On 6 June 1960, Cardinal Augustin Bea became the first president for the newly established Secretariat for Promoting Christian Unity, a department within the Curia responsible for promoting ecumenical relations. Pope John Paul II will later change its name to the Pontifical Council for Promoting Christian Unity.
Initially, the responsibilities of the Secretariat were to help other Christians follow the course of the upcoming Second Vatican Council. Today the Pontifical Council is responsible for working with the World Council of Churches, to send representatives to major events associated with other Christian denominations and in turn invite representatives of those denominations to major events in the Catholic Church.
Cardinal Bea was to become very influential in the Second Vatican Council, especially in the document Nostra Aetate, which condemned anti-Semetism. He also had a great influence upon Pope Pius XII’s encyclical Divino Afflante Spiritu, which permitted modern methods of Biblical interpretation and was Pius’ confessor.
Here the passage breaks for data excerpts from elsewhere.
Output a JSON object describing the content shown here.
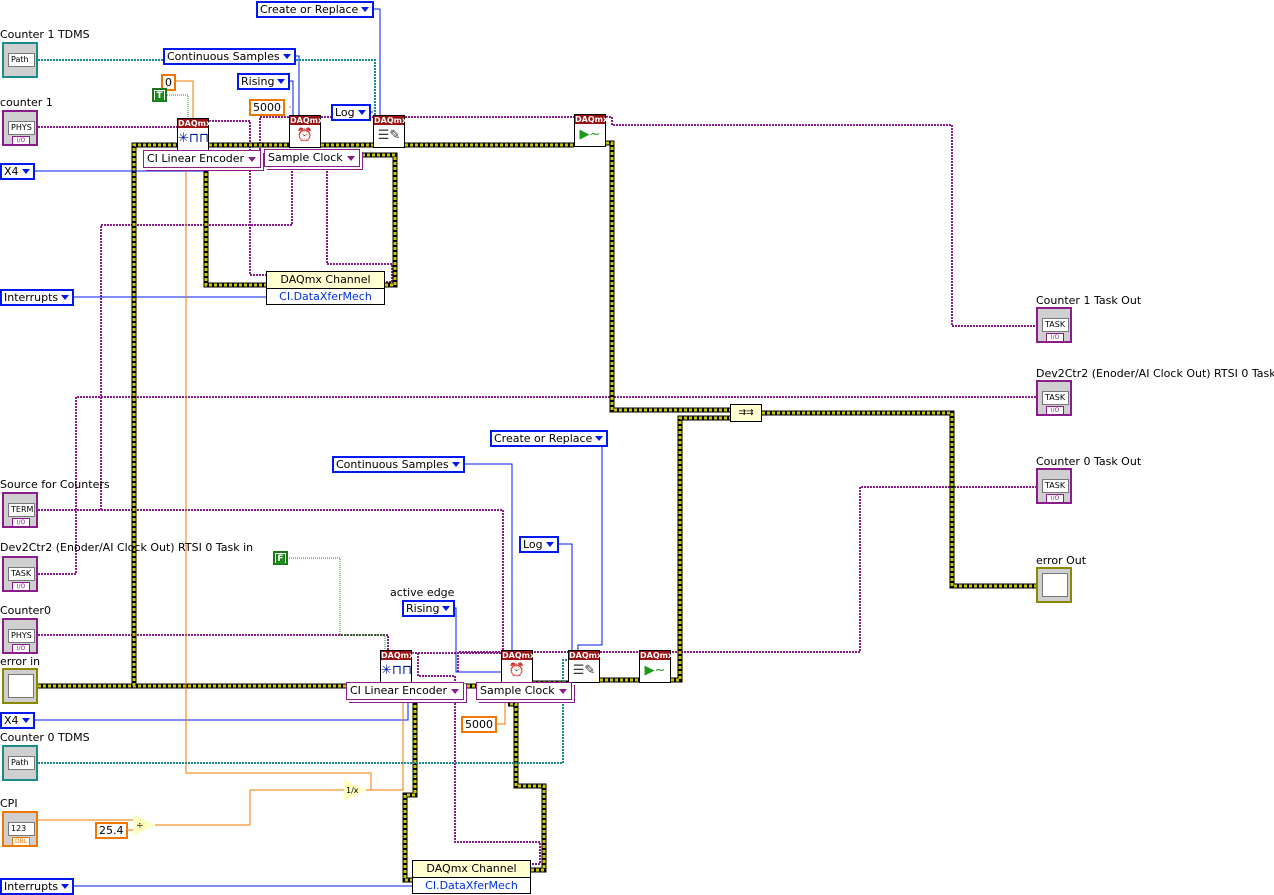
{
  "top": {
    "counter1_tdms": {
      "label": "Counter 1 TDMS",
      "terminal": "Path"
    },
    "counter1": {
      "label": "counter 1",
      "terminal": "PHYS",
      "sub": "I/O"
    },
    "x4": "X4",
    "interrupts": "Interrupts",
    "create_or_replace": "Create or Replace",
    "continuous_samples": "Continuous Samples",
    "initial_count": "0",
    "bool_true": "T",
    "rising": "Rising",
    "rate": "5000",
    "log": "Log",
    "ci_linear_encoder": "CI Linear Encoder",
    "sample_clock": "Sample Clock",
    "property_node": {
      "title": "DAQmx Channel",
      "property": "CI.DataXferMech"
    }
  },
  "bottom": {
    "source_for_counters": {
      "label": "Source for Counters",
      "terminal": "TERM",
      "sub": "I/O"
    },
    "task_in": {
      "label": "Dev2Ctr2 (Enoder/AI Clock Out) RTSI 0 Task in",
      "terminal": "TASK",
      "sub": "I/O"
    },
    "counter0": {
      "label": "Counter0",
      "terminal": "PHYS",
      "sub": "I/O"
    },
    "error_in": {
      "label": "error in"
    },
    "x4": "X4",
    "counter0_tdms": {
      "label": "Counter 0 TDMS",
      "terminal": "Path"
    },
    "cpi": {
      "label": "CPI",
      "terminal": "123",
      "sub": "DBL"
    },
    "interrupts": "Interrupts",
    "create_or_replace": "Create or Replace",
    "continuous_samples": "Continuous Samples",
    "log": "Log",
    "bool_false": "F",
    "active_edge_label": "active edge",
    "rising": "Rising",
    "ci_linear_encoder": "CI Linear Encoder",
    "sample_clock": "Sample Clock",
    "rate": "5000",
    "divisor": "25.4",
    "property_node": {
      "title": "DAQmx Channel",
      "property": "CI.DataXferMech"
    }
  },
  "outputs": {
    "counter1_task_out": {
      "label": "Counter 1 Task Out",
      "terminal": "TASK",
      "sub": "I/O"
    },
    "task_out": {
      "label": "Dev2Ctr2 (Enoder/AI Clock Out) RTSI 0 Task Out",
      "terminal": "TASK",
      "sub": "I/O"
    },
    "counter0_task_out": {
      "label": "Counter 0 Task Out",
      "terminal": "TASK",
      "sub": "I/O"
    },
    "error_out": {
      "label": "error Out"
    }
  },
  "daqmx_header": "DAQmx",
  "nodes": {
    "create_channel": "create-channel-icon",
    "timing": "sample-clock-icon",
    "logging": "configure-logging-icon",
    "start": "start-task-icon",
    "merge_errors": "merge-errors-icon",
    "reciprocal": "1/x",
    "divide": "divide-icon"
  },
  "colors": {
    "task_wire": "#8b1c8b",
    "error_wire": "#c8c800",
    "enum": "#0019f0",
    "numeric": "#f07800",
    "path": "#1a8a8a",
    "boolean": "#1a8a1a",
    "daqmx_header": "#9b1010"
  }
}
While Bea was supportive of union, he was also aware of the great challenges ahead, saying: “There is no need to fool ourselves about the prospects for union. There are veritable mountains to scale. In addition to the work of the divine spirit of union, there must be cooperation of all the baptized in a long and patient effort, gradually to come closer and to understand each other.” So Bea himself would set an example by answering more than 2,000 letters a year as President of the Secretariat and becoming good friends with the heads of other Christian denominations.